The new generation of antennas is small, flat panels developed by Intelsat partner Kymeta and others. They have the same send-and-receive capability of a small VSAT dish without the bulk and the weight. The flat antennas will typically be installed between the headliner and the roof of a vehicle, invisible to the owner yet capable of sending and receiving information virtually anywhere outside of a closed garage if the car’s ignition switch is turned on. The antennas will take advantage of the power of a satellite to multi-cast information, rather than making the updates one at a time over terrestrial cellular or Wi-Fi networks.
In addition to SOTA and FOTA updates, the satellite antenna will enable the rapid two-way communications between the car and the cloud server maintained by the OEM, allowing the driver to select from a menu of services.
One item on that menu might be allowing the owner to alter the performance characteristics of a car by modifying the software. For example, perhaps a motorist would want to order up “track performance” setting while driving through a winding mountain road on a weekend, but change back to “fuel economy” mode when back home commuting to work. Or maybe a pickup owner would change the vehicle’s torque characteristics when towing a trailer.
Other menu items could be a range of “infotainment” such as streaming music, video from providers such as Netflix, and high-speed broadband.

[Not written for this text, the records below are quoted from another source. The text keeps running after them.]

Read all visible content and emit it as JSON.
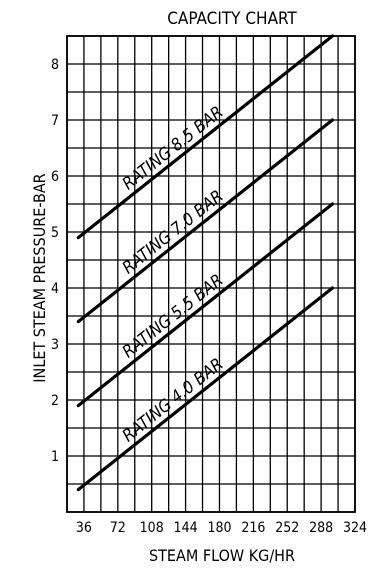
{
  "chart_data": {
    "type": "line",
    "title": "CAPACITY CHART",
    "xlabel": "STEAM FLOW KG/HR",
    "ylabel": "INLET STEAM PRESSURE-BAR",
    "xlim": [
      18,
      324
    ],
    "ylim": [
      0,
      8.5
    ],
    "x_ticks": [
      "36",
      "72",
      "108",
      "144",
      "180",
      "216",
      "252",
      "288",
      "324"
    ],
    "x_tick_values": [
      36,
      72,
      108,
      144,
      180,
      216,
      252,
      288,
      324
    ],
    "y_ticks": [
      "1",
      "2",
      "3",
      "4",
      "5",
      "6",
      "7",
      "8"
    ],
    "y_tick_values": [
      1,
      2,
      3,
      4,
      5,
      6,
      7,
      8
    ],
    "grid": true,
    "series": [
      {
        "name": "RATING 4.0 BAR",
        "label": "RATING 4.0 BAR",
        "points": [
          [
            30,
            0.4
          ],
          [
            300,
            4.0
          ]
        ]
      },
      {
        "name": "RATING 5.5 BAR",
        "label": "RATING 5.5 BAR",
        "points": [
          [
            30,
            1.9
          ],
          [
            300,
            5.5
          ]
        ]
      },
      {
        "name": "RATING 7.0 BAR",
        "label": "RATING 7.0 BAR",
        "points": [
          [
            30,
            3.4
          ],
          [
            300,
            7.0
          ]
        ]
      },
      {
        "name": "RATING 8.5 BAR",
        "label": "RATING 8.5 BAR",
        "points": [
          [
            30,
            4.9
          ],
          [
            300,
            8.5
          ]
        ]
      }
    ],
    "colors": {
      "line": "#000000",
      "grid": "#000000",
      "background": "#ffffff"
    }
  }
}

Passengers would have numerous entertainment options either on screens inside the vehicle or on portable devices they brought along for the trip.
One of the issues being worked out among OEMs and content providers is who will control the relationship with the car owner. For example, will Ford or General Motors develop their own content streaming services (as Tesla said it plans to do) or use a third-party service such as Pandora or Apple Music?
While the high-throughput satellites that can support these services have been launched, the antennas are just coming to market, so we won’t see some of these services until around the 2021-2022 model years. But then the technology will take off rapidly. Some manufacturers, such as Tesla, BMW and Volvo, are already using some of the software update capabilities using Wi-Fi and cellular networks. Satellite connections will likely complement these services for some applications, but satellite will be the only type of connectivity for OEMs to make mass updates to vehicles spread across wide geographic areas.
This can sound very futuristic, to be sure, but the auto industry is moving forward aggressively with its plans to connect our cars. Pondering the potential changes and their impact on manufacturers and dealers and drivers and repair shops and others related to the automobile economy, one can only conclude that we have an exciting future ahead.